Gestão de Emissões

O desafio do Escopo 3 está fora da empresa 

Por Rubens Ferreira30 junho 2026

Por que o Escopo 3 é tão difícil de gerenciar? Este artigo explica como a cadeia de valor, fornecedores e governança influenciam a redução das emissões corporativas.

Depois de entender que o problema do Escopo 3 não está no cálculo, mas na gestão, convido para uma nova reflexão: o que fazer com isso?

Na prática, melhorar a qualidade do inventário é relativamente simples, porém o desafio começa quando a empresa tenta agir sobre as emissões. E é nesse ponto que muitas iniciativas travam.

Isso porque a lógica tradicional de gestão funciona bem dentro da empresa: medir, identificar oportunidades, definir ações e implementar melhorias. 

No Escopo 3, no entanto, essa lógica se rompe.

Isso acontece pois as principais fontes de emissão estão em fornecedores, transportadores, clientes ou no uso do produto. Ou seja, fora da governança direta.

Considere um exemplo simples.

Uma empresa identifica que a maior parte de suas emissões está na compra de matérias-primas. O passo seguinte, em teoria, seria reduzir essas emissões. 

O que acontece na prática, no entanto, depende de fatores como a capacidade técnica do fornecedor, o custo de alternativas de menor emissão, a disponibilidade de materiais no mercado, os contratos já estabelecidos, o poder de negociação, etc.

Para citar mais um exemplo, o mesmo vale para logística. 

A redução de emissões pode significar mudança de rotas, trocas de modais, revisão de prazos de entrega, alterações de centros de distribuição e por aí vai. 

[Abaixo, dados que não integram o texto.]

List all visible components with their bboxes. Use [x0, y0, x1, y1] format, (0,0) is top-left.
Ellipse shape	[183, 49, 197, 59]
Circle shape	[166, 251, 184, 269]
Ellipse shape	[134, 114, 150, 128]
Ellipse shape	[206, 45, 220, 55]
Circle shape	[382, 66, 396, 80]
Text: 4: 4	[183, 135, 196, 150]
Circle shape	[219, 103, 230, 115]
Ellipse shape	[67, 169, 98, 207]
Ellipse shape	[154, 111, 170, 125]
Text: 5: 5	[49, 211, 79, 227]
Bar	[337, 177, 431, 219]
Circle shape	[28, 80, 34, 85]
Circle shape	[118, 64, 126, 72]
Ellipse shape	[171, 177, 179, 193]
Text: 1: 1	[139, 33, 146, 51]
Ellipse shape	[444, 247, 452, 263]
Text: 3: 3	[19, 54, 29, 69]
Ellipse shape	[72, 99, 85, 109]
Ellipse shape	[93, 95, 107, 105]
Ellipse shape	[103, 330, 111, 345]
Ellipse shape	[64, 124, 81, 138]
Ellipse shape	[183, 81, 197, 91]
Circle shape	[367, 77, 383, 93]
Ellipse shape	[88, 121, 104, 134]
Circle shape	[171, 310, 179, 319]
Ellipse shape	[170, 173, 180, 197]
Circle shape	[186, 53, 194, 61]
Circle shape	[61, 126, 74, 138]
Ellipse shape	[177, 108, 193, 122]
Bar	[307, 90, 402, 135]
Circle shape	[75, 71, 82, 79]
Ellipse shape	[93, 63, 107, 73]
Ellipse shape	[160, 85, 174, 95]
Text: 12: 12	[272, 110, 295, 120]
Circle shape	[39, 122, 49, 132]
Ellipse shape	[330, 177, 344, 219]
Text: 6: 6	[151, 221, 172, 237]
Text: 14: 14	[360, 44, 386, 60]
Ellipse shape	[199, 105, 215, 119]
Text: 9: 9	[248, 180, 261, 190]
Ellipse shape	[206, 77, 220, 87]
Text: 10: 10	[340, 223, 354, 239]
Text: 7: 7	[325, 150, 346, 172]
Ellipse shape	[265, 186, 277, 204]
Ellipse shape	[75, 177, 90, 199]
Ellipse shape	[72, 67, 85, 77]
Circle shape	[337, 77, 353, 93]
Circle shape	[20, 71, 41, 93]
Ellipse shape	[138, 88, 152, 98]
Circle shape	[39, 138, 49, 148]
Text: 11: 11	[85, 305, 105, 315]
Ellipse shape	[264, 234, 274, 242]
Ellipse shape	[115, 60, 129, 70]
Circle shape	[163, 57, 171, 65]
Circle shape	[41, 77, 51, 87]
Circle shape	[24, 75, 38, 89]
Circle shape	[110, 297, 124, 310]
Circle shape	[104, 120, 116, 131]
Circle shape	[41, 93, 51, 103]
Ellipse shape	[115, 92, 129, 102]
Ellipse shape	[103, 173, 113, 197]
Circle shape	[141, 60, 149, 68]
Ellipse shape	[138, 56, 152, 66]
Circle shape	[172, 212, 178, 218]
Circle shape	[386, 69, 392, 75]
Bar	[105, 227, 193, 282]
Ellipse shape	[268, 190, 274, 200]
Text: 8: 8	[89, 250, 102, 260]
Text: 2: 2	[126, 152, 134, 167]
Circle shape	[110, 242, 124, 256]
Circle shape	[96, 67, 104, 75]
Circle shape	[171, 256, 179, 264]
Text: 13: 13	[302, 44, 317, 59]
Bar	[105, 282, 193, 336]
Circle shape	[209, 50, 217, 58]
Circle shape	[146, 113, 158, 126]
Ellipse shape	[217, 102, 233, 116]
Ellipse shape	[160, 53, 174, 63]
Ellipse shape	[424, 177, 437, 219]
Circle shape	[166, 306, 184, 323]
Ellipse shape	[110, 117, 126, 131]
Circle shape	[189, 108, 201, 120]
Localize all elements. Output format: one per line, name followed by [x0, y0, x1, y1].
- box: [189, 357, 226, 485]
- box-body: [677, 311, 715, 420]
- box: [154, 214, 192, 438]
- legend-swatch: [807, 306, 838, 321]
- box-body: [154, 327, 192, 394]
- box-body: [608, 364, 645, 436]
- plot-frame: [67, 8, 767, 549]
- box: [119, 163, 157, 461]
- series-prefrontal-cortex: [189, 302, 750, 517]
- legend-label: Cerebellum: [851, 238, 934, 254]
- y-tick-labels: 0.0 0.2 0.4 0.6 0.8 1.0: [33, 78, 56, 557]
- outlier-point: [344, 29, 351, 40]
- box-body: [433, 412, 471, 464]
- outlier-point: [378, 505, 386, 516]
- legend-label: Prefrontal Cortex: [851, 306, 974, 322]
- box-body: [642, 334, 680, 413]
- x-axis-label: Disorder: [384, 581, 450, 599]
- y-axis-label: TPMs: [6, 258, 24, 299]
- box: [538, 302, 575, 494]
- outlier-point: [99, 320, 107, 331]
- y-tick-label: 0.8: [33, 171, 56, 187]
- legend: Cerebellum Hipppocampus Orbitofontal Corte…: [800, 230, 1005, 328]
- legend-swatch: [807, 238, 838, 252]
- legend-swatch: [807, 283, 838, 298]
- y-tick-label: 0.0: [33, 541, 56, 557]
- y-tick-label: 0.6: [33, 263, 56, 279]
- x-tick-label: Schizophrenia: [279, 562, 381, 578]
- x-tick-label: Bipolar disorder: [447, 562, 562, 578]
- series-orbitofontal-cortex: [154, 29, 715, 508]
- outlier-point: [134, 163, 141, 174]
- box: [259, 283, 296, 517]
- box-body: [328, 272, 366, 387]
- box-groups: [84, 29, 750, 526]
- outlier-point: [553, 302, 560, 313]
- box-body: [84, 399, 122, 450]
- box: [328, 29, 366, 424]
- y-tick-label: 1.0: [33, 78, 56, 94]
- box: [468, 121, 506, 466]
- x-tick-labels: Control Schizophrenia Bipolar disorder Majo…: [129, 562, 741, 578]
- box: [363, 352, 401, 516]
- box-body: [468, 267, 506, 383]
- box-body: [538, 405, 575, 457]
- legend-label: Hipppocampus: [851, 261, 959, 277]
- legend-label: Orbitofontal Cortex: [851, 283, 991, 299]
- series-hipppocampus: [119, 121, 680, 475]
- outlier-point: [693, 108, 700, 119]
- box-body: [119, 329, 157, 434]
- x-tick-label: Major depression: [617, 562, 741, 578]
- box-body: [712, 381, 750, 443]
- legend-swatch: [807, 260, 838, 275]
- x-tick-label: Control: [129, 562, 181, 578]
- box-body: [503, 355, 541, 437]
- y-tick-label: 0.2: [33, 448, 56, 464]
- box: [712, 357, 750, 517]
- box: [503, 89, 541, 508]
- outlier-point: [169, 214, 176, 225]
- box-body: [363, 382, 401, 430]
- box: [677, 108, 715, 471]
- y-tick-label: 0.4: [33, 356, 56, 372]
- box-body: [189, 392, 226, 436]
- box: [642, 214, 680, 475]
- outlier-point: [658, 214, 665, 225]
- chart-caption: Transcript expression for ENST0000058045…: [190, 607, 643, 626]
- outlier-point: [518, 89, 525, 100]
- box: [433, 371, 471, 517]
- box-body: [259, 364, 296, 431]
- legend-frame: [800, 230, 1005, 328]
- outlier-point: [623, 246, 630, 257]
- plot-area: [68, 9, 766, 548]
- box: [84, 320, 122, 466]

Cada uma dessas decisões têm impacto direto em custo, prazo e operação e, nem sempre, a empresa tem controle total sobre essas variáveis.

“Engajar fornecedores”, “incentivar boas práticas” e “priorizar parceiros mais eficientes” são exemplos de como tentativas estratégicas ficam apenas no nível da intenção quando falamos de Escopo 3. 

São direções corretas, mas na ausência de mecanismos concretos, têm efeito limitado.

Por outro lado, quando o tema avança, começa a aparecer onde realmente importa, a saber: 

  • critérios de compra
  • exigências contratuais
  • processos de homologação de fornecedores
  • desenvolvimento conjunto de soluções
  • definição de portfólio de produtos. 

É nesse momento que o Escopo 3 deixa de ser ambiental e passa a ser estrutural.

Um ponto de atenção é ter presente que mudanças da cadeia podem significar aumento de preço, redução de opções de fornecedores, necessidade de investimento e maior complexidade operacional. 

E nem todas as empresas estão dispostas — ou preparadas — para isso.

Por isso, existe um desalinhamento recorrente: as metas de Escopo 3 avançam mais rápido do que a capacidade real de influenciar a cadeia de valor.

Sua empresa está disposta a incorporar o tema nas decisões que realmente movem o negócio?